Malcolm Stern:So where are you now with it? But actually it feels like you, like you're on the other side.
Camilla Balshaw:Yeah, completely healthy and don't have any pain, and you know so and that sort of. From my 40s, early 40s onwards, things started to really shift and I didn't go down any invasive medical surgeries. I was told to have a hysterectomy when I was very young and just thought no, I'm not, um, so for me I mean I use the word lucky with endometriosis, I just like I say I think I I yoga, meditation, acupuncture.
Malcolm Stern:knowing that this would pass helped me it's interesting because you say it burned itself out. But my guess is that somewhere along the way you actually found a way of putting yourself in alignment that actually helped it. It passed through you as well yeah, very true.
Camilla Balshaw:Yeah, I also. I went. I said, well, I saw a very interesting um acupuncturist I think I was in London, back in London at this point and he asked a question no one had asked and he said well, why do you think you have endometriosis, why do you think you have this pelvic pain?
Malcolm Stern:um, and I thought that was such an interesting question well, it allows there to be a psychological realm as well to our illnesses. Yes, yeah.
Camilla Balshaw:So I didn't answer him straight away. I said I'll have to, I don't know, I think. I said I don't know and then I left his consultation room and then went back to my flat in I think we were living in London at the time and just really thought about it and thought, well, why, why have I got this pain? What's it telling me? Um, and I think maybe there were lots of emotional issues there around my dad, perhaps around family estrangement, around maybe naming. Who knows that I think I think sometimes our body, our body, can tell us or show us when there's a problem, when there's a blockage. I really do believe that. So I I went away really thinking, well, well, that's maybe why, maybe that's why.

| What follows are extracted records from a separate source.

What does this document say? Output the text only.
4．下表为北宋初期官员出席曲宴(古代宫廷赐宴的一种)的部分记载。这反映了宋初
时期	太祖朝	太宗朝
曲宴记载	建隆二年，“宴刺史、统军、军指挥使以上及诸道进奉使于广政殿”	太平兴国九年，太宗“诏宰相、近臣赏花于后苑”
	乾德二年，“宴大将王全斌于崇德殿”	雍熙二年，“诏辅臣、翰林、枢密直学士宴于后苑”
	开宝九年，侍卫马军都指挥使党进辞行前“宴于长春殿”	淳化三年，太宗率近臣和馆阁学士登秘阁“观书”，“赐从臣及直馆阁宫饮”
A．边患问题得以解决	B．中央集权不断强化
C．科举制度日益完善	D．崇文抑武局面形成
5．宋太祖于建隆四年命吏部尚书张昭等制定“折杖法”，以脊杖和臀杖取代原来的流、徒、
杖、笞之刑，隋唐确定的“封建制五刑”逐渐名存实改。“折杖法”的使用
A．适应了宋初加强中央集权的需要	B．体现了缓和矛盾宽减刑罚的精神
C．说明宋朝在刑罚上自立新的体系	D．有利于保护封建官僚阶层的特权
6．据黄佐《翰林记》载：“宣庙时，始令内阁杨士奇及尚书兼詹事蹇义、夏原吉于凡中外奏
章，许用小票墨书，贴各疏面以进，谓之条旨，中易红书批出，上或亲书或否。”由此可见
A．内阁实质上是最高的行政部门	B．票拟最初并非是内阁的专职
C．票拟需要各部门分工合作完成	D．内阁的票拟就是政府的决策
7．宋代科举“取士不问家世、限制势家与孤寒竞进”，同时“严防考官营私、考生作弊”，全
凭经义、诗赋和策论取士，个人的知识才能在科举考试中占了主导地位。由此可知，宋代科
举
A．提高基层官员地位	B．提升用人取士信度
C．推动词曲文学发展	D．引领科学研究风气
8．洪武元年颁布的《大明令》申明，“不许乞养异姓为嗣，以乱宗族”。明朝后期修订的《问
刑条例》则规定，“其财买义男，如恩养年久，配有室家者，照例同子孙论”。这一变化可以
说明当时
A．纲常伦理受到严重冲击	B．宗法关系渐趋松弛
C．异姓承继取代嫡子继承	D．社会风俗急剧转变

Malcolm Stern:Yeah, that's lovely, camilla. So we're coming towards the end of our podcast and it's been a really lovely conversation. Consider we've never had a proper conversation, we've only met online before. But I just feel like I know you quite well from today's exploration and the question I ask at the end of the podcast is what's the particular dragon you've had to slay, what's the hurdle you've had to overcome to be who you are?
Camilla Balshaw:Wow, well, I think I think a big one for me actually is around reclaiming my birth name actually so the hence the book and hence your real exploration.
Camilla Balshaw:You're diving deep into that as well yeah, I think that has been huge and actually, um, taking ownership of my identity, in that the name on my birth certificate is who I am, not a name that my mum just happened to just like because it had two syllables Mandy, um, and really taking my name back, I think has been a journey and a half, because it encapsulates issues around identity and my dad and my Nigerian background, and now I think I've really I'm my mother and father's daughter.
Malcolm Stern:You know, I really feel You've actually found the way of weaving it all together through all of the adventures and struggle you've had. Yes, yeah, so much for being with us.
Camilla Balshaw:You're welcome. I've really enjoyed it. Malcolm, really lovely talking to you lovely.
Malcolm Stern:Thank you very much, camilla thank you very much.
Camilla Balshaw:Okay, thank you very much, take care.